Hal sepele apa itu?”
“Musim
dingin. Es”, jawab Sera penuh keyakinan.
“Andrew
sudah lanjut usia. Tangannya tak akan mampu memegang senjata pembunuhnya, ya,
senjatanya ialah es yang sudah diruncingkan. Karena itu, kita tidak dapat
menemukan senjata pembunuhnya karena sudah keburu meleleh terkena suhu panas
tubuh Tuan James. Selain itu, tubuhnya menunjukkan gejala rigor mortis—kaku mayat, yang berarti ia meninggal belum 12 jam
saat ditemukan”, lanjut Sera.
“Tapi
aku sudah bilang kalau aku mendengar suara pintu kamar Andrew terbuka!” Anna
membantah.
“Bagaimana
kau tahu kalau Andrew yang keluar?

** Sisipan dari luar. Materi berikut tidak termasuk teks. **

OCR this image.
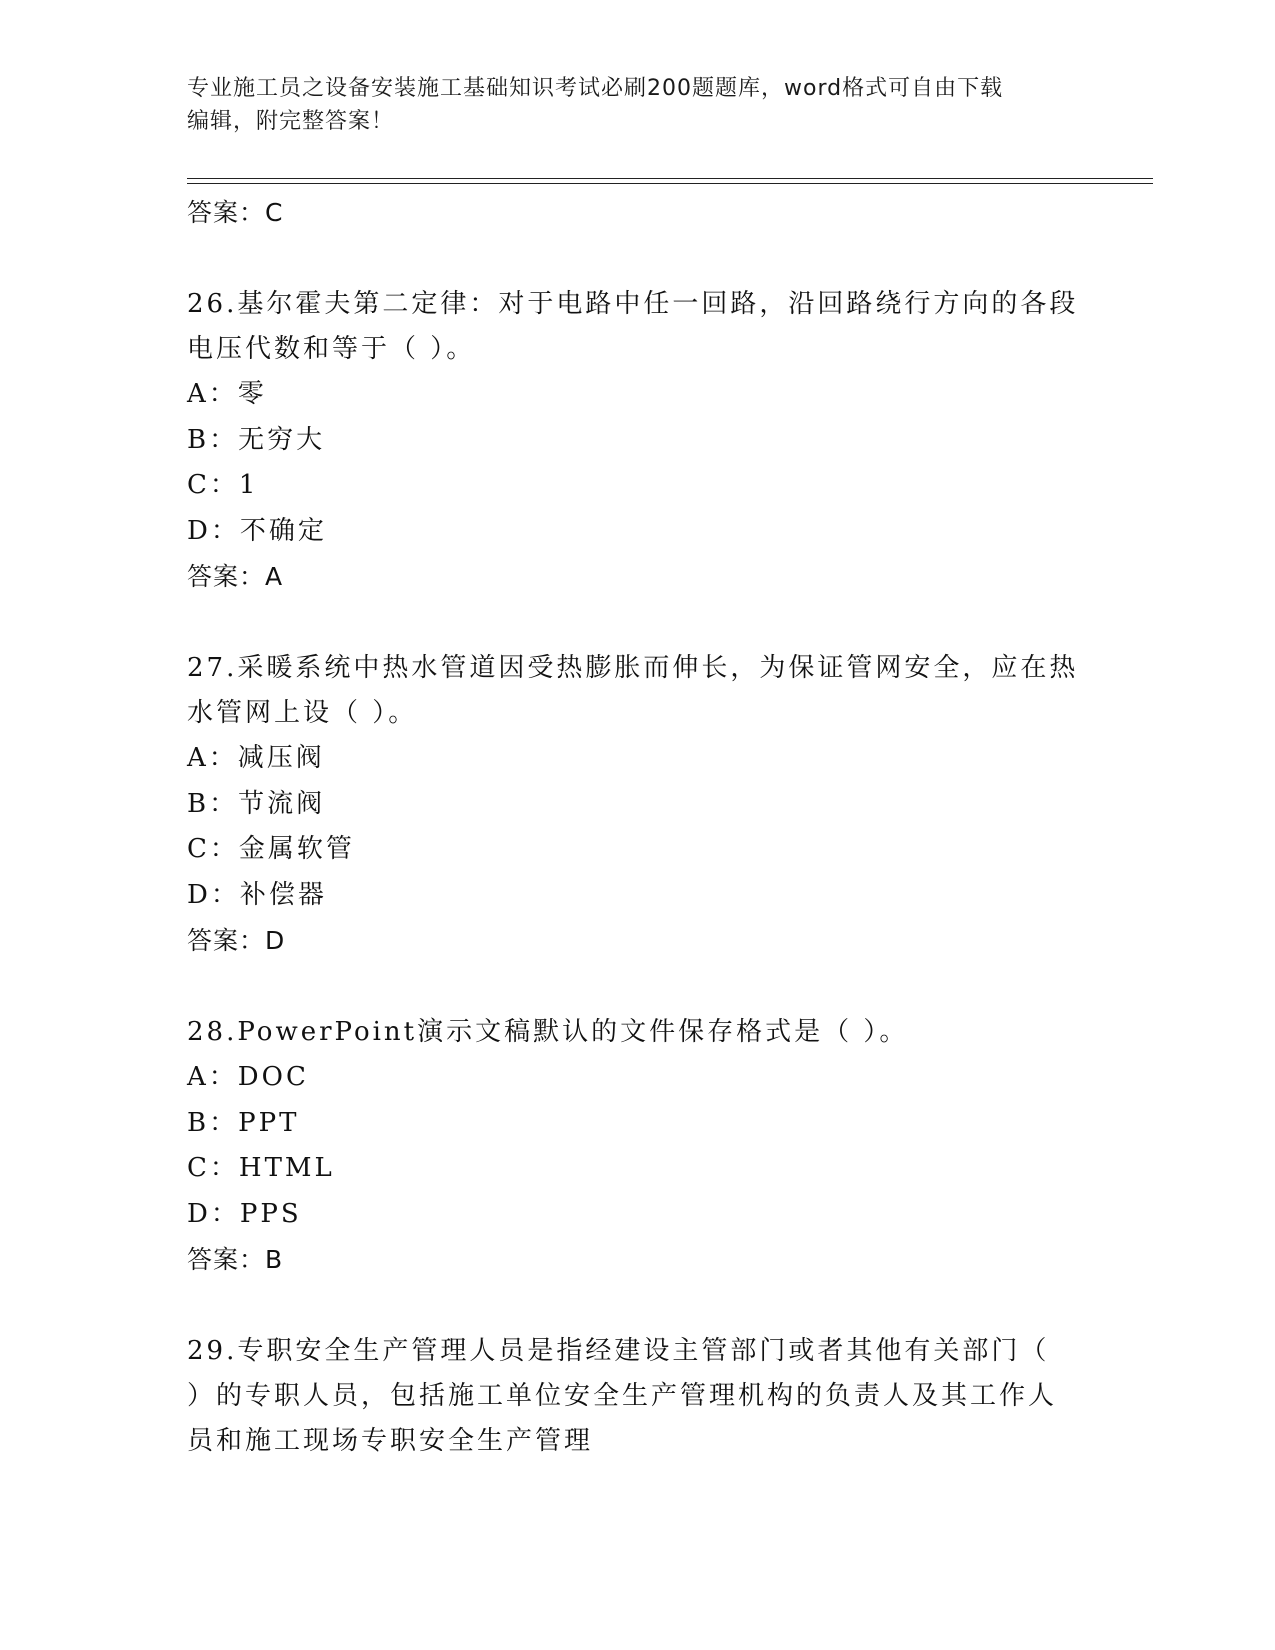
专业施工员之设备安装施工基础知识考试必刷200题题库，word格式可自由下载
编辑，附完整答案！
答案：C
26.基尔霍夫第二定律：对于电路中任一回路，沿回路绕行方向的各段
电压代数和等于（ ）。
A：零
B：无穷大
C：1
D：不确定
答案：A
27.采暖系统中热水管道因受热膨胀而伸长，为保证管网安全，应在热
水管网上设（ ）。
A：减压阀
B：节流阀
C：金属软管
D：补偿器
答案：D
28.PowerPoint演示文稿默认的文件保存格式是（ ）。
A：DOC
B：PPT
C：HTML
D：PPS
答案：B
29.专职安全生产管理人员是指经建设主管部门或者其他有关部门（
）的专职人员，包括施工单位安全生产管理机构的负责人及其工作人
员和施工现场专职安全生产管理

Kamar Steven dan Andrew berdekatan, tidak
akan tampak perbedaannya pintu kamar siapa yang dibuka—kecuali kau melihatnya
sendiri, lalu masuk dan mencuri kunci menuju raung lukisan. Sementara kau
membunuh James, partnermu-lah yang bertugas mencuri lukisan-lukisan itu—atau mungkin
yang kita kenal dengan nama Steve, saudara kembarmu sendiri?” ujar Sera sambil
melirik orang yang sedari tadi diam-diam berdiri di belakang Anna dalam
kegelapan. Steven.
“Kami
telah meminta polisi untuk menyelidiki, dan hasilnya, kalian berdua—secara mengejutkan,
memiliki DNA yang sama dengan Tuan James. James pernah menikah, namun cerai
karena ia ketahuan selingkuh dengan pelayannya sendiri—ibu kalian. Takut nama
baiknya rusak, James membunuh pelayan itu saat ia hamil 7 bulan. Namun, ada
satu hal yang ridak ia ketahui; anak-anak dalam kandungannya dapat
diselamatkan, walaupun kritis. James tidak mencurigai kalau kalian kembar,
karena kalian adalah kembar fraternal—non indentik, dan bahwa kalian adalah
anak kandungnya sendiri” ucap Dane, membongkar semua fakta –dan masa lalu—yang mereka
temukan.
Terdiam
sejenak, Anna kemudian jatuh pada lututnya. “Baiklah, aku menyerah. Kalian
menang”, lalu diikuti Steven yang juga ikut berlutut. Terdengar raungan sirene
mendekat.
“Kalu
boleh tahu, kenapa kalian membunuh ayah kalian sendiri?” tanya Sera saat mereka
akan dibawa oleh polisi.
“Kami hanya ingin satu hal
sederhana; keluarga yang utuh. Dan ia telah merebutnya dari kami”, jawab Anna
yang tersenyum misterius. Perlahan, suara sirene memecah keheningan malam.